Tuesday, November 07, 2006

I can't buy Gears of War

Retail stunts like this make me furious. My wife just stopped into a GameStop in NJ, and I called over to one in Manhattan, neither will sell a copy of Gears of War unless you had reserved it. I have an extremely hard time believing that this is a supply issue, and extremely easy time believing this is an artificial way to "punish" people that weren't good and pre-ordered through GameStop. Thanks GameStop for teaching me a lesson, I will make sure to not buy anything in your stores again over this stupidity. There are plenty of other retailers and e-tailers out there.

[UPDATED] So I got Gears of War afterall :-) I don't understand what scheme *cough* scam *cough* Microsoft and GameStop/EB are running. Target will not have the game in stock at the Bridgewater, NJ location until Thursday 11/9, Best Buy Bridgewater, NJ was not going to have the game until today, Wednesday 11/8. But I called the EB Games in the Bridgewater Commons mall when I got home last night, and they said sure they would sell me a copy if I walked in, but not the collector's edition. So I went, and even then the guy behind the register hesistated a second when I told him I wanted Gear and I hadn't pre-order. He then pushed, hard, for me to pre-order Halo 3 or buy the $3 disc insurance for a year, but I had none of that and walked out of the store with game in hand.

Gears itself, oh my. The graphics are easily the best seen so far on the 360, but you know the graphics really don't matter if the game play sucks.

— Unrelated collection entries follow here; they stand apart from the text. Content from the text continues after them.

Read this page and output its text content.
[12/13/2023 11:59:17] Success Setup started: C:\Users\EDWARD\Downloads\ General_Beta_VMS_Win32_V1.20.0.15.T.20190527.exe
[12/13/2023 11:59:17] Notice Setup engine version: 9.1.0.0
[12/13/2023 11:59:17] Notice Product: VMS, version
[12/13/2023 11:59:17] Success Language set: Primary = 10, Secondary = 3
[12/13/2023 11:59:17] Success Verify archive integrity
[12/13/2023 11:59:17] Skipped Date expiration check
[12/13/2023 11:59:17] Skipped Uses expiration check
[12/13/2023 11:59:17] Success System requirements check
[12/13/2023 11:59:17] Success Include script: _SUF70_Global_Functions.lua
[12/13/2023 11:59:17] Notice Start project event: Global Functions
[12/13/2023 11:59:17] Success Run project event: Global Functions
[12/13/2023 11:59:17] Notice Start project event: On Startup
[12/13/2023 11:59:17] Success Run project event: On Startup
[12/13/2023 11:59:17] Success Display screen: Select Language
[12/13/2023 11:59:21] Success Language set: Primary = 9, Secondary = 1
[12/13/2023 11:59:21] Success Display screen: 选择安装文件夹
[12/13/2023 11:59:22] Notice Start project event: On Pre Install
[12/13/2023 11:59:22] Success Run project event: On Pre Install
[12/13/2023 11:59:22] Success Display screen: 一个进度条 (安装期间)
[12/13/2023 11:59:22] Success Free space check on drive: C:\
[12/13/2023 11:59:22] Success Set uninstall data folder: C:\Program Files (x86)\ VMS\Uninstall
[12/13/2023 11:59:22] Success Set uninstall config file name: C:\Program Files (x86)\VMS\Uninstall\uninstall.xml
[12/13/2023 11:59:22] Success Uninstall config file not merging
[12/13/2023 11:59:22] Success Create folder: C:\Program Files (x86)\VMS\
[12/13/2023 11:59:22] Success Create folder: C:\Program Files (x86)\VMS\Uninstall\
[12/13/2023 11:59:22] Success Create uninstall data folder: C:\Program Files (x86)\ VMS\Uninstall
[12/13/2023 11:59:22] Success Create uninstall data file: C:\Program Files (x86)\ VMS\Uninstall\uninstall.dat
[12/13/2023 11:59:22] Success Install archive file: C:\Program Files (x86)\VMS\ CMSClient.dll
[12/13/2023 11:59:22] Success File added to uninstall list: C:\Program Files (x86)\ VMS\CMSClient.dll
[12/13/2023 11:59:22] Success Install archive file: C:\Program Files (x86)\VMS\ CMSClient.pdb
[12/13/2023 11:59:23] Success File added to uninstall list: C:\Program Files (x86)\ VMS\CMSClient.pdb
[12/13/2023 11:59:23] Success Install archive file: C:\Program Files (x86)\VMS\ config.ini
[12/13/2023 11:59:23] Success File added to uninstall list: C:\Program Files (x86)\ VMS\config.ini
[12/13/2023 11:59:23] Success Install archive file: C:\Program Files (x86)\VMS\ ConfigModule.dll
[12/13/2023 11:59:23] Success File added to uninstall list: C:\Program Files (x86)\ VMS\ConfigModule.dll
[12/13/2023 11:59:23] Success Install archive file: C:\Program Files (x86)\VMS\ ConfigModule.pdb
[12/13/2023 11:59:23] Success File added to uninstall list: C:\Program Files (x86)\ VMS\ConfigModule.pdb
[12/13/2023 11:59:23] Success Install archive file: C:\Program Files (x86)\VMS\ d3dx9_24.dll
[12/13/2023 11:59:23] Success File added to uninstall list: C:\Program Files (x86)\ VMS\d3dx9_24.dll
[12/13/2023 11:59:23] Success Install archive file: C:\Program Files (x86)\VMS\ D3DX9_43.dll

But Gears doesn't! Far from it, the "pop and stop" action is furious. The AI is very good, and the game is funny, at least to me, it seems to embrace and at the same time make fun of huge military action movies, Arnold Schwazengeer's Predator (one of my all time favorties) comes to mind "get to the chooooopper!!!" My only serious complaint at this stage is that I was wishing the moving from one cover location to another was more sticky, but maybe I just don't have the complete hang of the controls yet. If you have ever liked action games, you really have to pick this up.